For bachelor students we offer German lectures on database systems in addition with paper- or project-oriented seminars. Within a one-year bachelor project students finalize their studies in cooperation with external partners. For master students we offer courses on information integration, data profiling, search engines and information retrieval enhanced by specialized seminars, master projects and advised master theses.
Most of our research is conducted in the context of larger research projects, in collaboration across students, across groups, and across universities. We strive to make available most of our data sets and source code.
Mapping and Understanding the Evolution of Language
Our natural language is constantly evolving. The words we use change over time, but also their meaning or the context in which we use them. One word can even mean different things, for example, “apple” is a fruit or a company. In the research area of Natural Language Processing (NLP), there are already models that try to analyze evolving language or that automatically identify words with multiple senses. However, doing both at the same time or successfully using such models in applications for automated text processing is only now moving into the focus of current research.
Master's Project Winter 2019/20
Team: Jan Ehmüller, Lasse Kohlmeyer, Holly McKee, Daniel Paeschke
As language evolves, a word can gain new senses. For instance, the word “cloud” was once only used in the newspaper section of weather forecasts. Nowadays, it is increasingly used in the context of “Cloud Computing”. In this master’s project, we develop a novel approach that represents the usage of words over time as a graph. We address the following research question: How can we identify words with new senses? We develop an approach to rank the likelihood that one word gained a new sense over the last 200 years. Our approach was applied to the “Corpus of Historical American English” (COHA).
This project is a great foundation for future work towards the vision presented above. The analysis of the visualised sense graphs already provides valuable insights into the usage and context of terms over time. In collaboration with the Theodor-Fontane-Archiv and Digital Humanities Network we are working applying our model on other historical corpora.
As stated in our LWDA 2020 paper, we conducted a survey in which linguists annoted a list of words. They were asked to state, whether a word has gained an additional sense since 1800 or not. If you are using the data, please cite our work or contact us with any questions you might have.
Schwanhold, R., Repke, T., Krestel, R. (2021) ‘Modeling the Evolution of Word Senses with Force-Directed Layouts of Co-occurrence Networks’, Proceedings of the 2nd International Workshop on Computational Approaches to Historical Language Change (LChange@ACL 2021), 1–6.

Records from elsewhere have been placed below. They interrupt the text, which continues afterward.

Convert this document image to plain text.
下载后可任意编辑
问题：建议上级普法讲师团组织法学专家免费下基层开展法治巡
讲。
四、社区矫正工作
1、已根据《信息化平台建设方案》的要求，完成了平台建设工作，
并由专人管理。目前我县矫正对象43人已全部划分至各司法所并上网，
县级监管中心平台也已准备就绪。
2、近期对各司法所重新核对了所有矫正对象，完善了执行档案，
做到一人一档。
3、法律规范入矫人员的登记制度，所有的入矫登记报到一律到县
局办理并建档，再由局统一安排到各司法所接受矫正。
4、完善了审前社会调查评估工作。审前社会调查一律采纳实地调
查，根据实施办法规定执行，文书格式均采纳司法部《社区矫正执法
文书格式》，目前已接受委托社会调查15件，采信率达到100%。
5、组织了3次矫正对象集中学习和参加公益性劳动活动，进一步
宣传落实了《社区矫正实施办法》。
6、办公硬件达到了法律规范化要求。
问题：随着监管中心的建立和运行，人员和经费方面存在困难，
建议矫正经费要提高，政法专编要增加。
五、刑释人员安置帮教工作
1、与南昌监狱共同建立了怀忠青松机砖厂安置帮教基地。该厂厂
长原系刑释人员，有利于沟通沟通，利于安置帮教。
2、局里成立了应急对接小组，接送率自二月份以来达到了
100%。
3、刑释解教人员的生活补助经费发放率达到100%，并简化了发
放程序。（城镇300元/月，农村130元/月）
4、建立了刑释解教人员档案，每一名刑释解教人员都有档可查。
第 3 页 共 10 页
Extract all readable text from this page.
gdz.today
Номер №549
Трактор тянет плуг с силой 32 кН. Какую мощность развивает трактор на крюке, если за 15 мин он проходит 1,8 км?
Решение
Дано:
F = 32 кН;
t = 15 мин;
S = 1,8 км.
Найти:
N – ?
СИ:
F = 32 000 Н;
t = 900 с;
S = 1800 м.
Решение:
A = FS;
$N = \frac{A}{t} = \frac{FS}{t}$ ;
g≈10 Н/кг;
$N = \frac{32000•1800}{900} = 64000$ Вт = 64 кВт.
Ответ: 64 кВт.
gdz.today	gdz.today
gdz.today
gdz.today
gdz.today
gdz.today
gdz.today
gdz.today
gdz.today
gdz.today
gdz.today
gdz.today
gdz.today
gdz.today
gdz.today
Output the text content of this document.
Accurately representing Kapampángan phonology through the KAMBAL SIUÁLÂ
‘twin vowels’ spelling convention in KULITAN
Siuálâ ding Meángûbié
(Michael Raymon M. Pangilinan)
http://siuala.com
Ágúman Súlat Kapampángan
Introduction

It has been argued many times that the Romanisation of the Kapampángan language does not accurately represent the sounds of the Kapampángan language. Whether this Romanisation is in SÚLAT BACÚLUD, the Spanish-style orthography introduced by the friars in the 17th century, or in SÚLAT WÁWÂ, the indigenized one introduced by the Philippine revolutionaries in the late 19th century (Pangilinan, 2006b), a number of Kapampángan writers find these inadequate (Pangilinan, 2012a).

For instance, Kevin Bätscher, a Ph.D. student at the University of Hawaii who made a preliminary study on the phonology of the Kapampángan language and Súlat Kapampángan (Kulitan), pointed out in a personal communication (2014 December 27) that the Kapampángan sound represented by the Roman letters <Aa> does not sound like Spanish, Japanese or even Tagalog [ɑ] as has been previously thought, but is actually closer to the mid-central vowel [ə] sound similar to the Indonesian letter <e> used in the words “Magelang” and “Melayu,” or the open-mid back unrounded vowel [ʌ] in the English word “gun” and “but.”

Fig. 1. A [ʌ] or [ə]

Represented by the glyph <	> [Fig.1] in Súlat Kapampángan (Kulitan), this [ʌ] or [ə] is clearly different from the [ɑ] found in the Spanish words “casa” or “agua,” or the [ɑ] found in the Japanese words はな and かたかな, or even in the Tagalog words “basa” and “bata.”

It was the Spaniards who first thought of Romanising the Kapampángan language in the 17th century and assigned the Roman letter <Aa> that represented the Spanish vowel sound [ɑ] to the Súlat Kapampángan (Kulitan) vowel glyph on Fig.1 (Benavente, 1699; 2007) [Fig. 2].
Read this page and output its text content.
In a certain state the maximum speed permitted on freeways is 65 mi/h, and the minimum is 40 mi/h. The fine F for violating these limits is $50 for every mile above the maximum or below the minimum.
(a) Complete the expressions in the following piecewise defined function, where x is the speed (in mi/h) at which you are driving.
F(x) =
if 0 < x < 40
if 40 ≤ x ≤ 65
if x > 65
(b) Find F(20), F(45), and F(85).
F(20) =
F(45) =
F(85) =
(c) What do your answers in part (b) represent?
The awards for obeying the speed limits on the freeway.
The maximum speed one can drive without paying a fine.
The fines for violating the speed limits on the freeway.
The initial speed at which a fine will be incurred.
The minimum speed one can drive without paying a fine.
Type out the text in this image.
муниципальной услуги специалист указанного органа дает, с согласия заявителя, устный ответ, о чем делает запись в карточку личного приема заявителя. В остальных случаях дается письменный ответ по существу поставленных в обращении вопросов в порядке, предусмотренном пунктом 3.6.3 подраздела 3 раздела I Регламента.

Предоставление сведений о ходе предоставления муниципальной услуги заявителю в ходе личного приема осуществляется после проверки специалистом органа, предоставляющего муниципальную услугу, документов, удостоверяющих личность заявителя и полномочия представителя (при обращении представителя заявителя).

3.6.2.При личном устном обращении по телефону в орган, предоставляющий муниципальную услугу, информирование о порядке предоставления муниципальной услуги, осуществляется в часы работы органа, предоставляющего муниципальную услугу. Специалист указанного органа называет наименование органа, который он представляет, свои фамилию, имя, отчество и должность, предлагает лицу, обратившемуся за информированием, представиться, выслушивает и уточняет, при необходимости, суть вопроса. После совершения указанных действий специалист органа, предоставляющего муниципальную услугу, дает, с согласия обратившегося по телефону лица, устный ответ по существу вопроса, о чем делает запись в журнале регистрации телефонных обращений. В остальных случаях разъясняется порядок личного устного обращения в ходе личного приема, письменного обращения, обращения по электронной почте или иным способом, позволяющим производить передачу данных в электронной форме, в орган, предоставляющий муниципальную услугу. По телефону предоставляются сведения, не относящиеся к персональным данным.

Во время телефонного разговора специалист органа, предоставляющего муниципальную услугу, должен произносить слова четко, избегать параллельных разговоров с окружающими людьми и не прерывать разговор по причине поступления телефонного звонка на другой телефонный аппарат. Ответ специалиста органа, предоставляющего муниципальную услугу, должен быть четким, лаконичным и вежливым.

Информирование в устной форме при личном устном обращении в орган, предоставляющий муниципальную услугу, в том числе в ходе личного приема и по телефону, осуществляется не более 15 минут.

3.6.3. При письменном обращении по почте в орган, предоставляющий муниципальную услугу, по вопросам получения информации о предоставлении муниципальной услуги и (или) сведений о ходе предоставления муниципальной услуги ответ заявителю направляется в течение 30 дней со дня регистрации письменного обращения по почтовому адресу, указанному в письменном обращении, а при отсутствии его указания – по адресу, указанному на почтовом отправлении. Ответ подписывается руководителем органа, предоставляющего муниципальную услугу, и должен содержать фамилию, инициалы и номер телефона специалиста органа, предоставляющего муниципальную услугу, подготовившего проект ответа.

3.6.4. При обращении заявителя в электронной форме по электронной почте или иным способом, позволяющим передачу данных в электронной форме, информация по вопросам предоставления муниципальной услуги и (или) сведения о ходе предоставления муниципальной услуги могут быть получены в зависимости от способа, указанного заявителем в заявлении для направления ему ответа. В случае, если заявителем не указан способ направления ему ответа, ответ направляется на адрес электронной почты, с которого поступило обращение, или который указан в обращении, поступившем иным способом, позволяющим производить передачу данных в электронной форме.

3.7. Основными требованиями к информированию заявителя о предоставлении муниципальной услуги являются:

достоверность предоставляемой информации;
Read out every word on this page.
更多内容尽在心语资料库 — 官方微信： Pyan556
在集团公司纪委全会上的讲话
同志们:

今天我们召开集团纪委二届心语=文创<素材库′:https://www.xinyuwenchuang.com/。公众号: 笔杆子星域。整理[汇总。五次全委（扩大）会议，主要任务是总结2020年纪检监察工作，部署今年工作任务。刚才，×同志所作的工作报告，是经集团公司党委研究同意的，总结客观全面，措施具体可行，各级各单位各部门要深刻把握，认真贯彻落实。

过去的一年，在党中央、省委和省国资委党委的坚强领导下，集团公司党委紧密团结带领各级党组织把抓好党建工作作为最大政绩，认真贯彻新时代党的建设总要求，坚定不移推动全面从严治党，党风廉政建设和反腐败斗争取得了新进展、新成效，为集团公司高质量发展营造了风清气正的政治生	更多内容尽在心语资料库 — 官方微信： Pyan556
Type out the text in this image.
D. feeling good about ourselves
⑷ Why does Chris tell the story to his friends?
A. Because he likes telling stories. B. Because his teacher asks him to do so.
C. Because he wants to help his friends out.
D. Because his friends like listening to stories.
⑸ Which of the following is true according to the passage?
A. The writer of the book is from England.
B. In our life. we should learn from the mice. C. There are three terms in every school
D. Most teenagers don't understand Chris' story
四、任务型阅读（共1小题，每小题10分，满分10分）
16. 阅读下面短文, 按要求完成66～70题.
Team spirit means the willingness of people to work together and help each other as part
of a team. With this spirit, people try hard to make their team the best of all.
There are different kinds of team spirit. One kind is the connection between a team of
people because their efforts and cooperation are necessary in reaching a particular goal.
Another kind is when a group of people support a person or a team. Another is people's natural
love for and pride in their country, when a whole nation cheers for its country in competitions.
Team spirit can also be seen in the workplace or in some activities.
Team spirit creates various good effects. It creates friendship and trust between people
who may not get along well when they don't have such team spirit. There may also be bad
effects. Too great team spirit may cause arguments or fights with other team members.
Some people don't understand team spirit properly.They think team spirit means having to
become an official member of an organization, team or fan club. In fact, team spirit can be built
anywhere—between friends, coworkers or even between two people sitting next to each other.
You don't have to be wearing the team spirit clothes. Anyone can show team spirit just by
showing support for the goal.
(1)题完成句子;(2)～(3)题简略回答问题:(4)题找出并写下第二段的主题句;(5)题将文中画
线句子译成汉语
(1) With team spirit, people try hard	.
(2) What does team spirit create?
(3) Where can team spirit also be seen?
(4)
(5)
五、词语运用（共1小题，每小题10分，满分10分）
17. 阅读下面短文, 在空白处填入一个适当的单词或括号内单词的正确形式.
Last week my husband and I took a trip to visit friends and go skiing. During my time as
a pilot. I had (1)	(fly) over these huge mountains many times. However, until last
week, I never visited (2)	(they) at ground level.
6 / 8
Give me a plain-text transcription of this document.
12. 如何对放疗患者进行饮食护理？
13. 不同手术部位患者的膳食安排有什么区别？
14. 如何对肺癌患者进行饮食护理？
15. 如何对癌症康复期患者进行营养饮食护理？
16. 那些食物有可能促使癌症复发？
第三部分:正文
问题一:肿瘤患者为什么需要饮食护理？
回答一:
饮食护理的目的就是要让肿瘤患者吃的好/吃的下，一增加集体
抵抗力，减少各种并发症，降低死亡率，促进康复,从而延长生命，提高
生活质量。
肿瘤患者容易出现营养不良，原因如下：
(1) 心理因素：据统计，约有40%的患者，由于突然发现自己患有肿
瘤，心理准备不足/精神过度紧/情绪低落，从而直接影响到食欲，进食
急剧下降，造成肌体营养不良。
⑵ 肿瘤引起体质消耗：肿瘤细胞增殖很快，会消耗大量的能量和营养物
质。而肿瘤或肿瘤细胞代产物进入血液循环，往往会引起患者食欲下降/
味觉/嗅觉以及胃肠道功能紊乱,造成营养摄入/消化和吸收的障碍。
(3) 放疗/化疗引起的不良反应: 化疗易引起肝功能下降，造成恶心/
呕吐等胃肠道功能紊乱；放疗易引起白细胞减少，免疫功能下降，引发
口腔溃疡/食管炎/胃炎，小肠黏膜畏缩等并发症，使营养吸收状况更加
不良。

Languages evolve over time and the meaning of words can shift. Furthermore, individual words can have multiple senses. However, existing language models typically only reflect one word sense per word and don't deal with semantic changes over time. While there are language models that can either model semantic change of words or multiple word senses, none of them cover both aspects simultaneously. We propose a novel force-directed graph layout algorithm to draw a network of frequently co-occurring words. In this way, we are able to use the drawn graph to visualize the evolution of word senses. In addition, we hope that jointly modeling semantic change and multiple senses of words results in improvements for the individual tasks.
Ehmüller, J., Kohlmeyer, L., McKee, H., Paeschke, D., Repke, T., Krestel, R., Naumann, F. (2020) ‘Sense Tree: Discovery of New Word Senses with Graph-based Scoring’, in Proceedings of the Conference on "Lernen, Wissen, Daten, Analysen" (LWDA), 1–12.
Language is dynamic and constantly evolving: both the us-age context and the meaning of words change over time. Identifying words that acquired new meanings and the point in time at which new word senses emerged is elementary for word sense disambiguation and entity linking in historical texts. For example, cloud once stood mostly for the weather phenomenon and only recently gained the new sense of cloud computing. We propose a clustering-based approach that computes sense trees, showing how meanings of words change over time. The produced results are easy to interpret and explain using a drill-down mechanism. We evaluate our approach qualitatively on the Corpus of Historic American English (COHA), which spans two hundred years.